Description of original award (Fiscal Year 2013, $25,000)
This grant is funded under NIJ's 2013 Ph.D. Graduate Research Fellowship (GRF) Program, which provides awards to accredited academic universities that offer research-based doctoral degrees in disciplines relevant to NIJ's mission. This project examines the relationship between work and crime among male former prisoners. This study examines whether self-selection bias and unobserved heterogeneity contribute to weak evaluation findings. This study uses data from the Serious and Violent Offender Reentry Initiative (n = 1,697). Men in this sample faced multiple barriers to employment before entering prison, due to extensive criminal records, low educational attainment, and limited work experience. This project employs advanced modeling techniques that increase the ability to draw causal inferences from observational data. First, this study tests whether unobserved heterogeneity and treatment noncompliance contribute to jobs programs weak treatment effects. It uses semi-parametric group modeling and propensity score matching to balance participants and nonparticipants on employment and criminal activity. Lifetime arrest data from administrative records are used to model respondents' prior offending trajectories. Baseline interview data are used to balance respondents on propensity to receive employment services. After balancing respondents within trajectory groups, this study employs duration models to test the effect of three types of employment activities on recidivism.

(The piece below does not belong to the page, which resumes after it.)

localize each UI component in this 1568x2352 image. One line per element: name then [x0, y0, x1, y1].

Findings will be of interest to practitioners, policymakers, and academics from multiple disciplines. Results may enhance theoretical explanations of the work-crime relationship. Findings can inform practice by identifying strategies to improve employment programming and to make work pay for former prisoners. Results can inform policies to reduce prisoners' financial stress and increase their incentives to seek work. Second, this study tests whether financial problems mediate the work-crime relationship. Structural equation modeling is used to model mens labor force attachment, job quality, financial challenges, and emotional wellbeing. Models test whether financial problems diminish the crime-reducing effects of employment for men who remain weakly attached to the labor force. Multiple indicators for each latent construct reduce bias due to measurement error. Measures collected at multiple time points capture changes in men's risk factors due to changes in their living conditions and cognitive emotional states. Fixed effects estimation reduces time-invariant unobserved heterogeneity. Proposed dissemination outlets include submission of the dissertation to NIJ, presentations at academic conference presentations, a practitioner-oriented workshop, manuscript submissions to peer-reviewed journal publications, and a web-based tutorial detailing the study's analytic techniques, findings, and implications.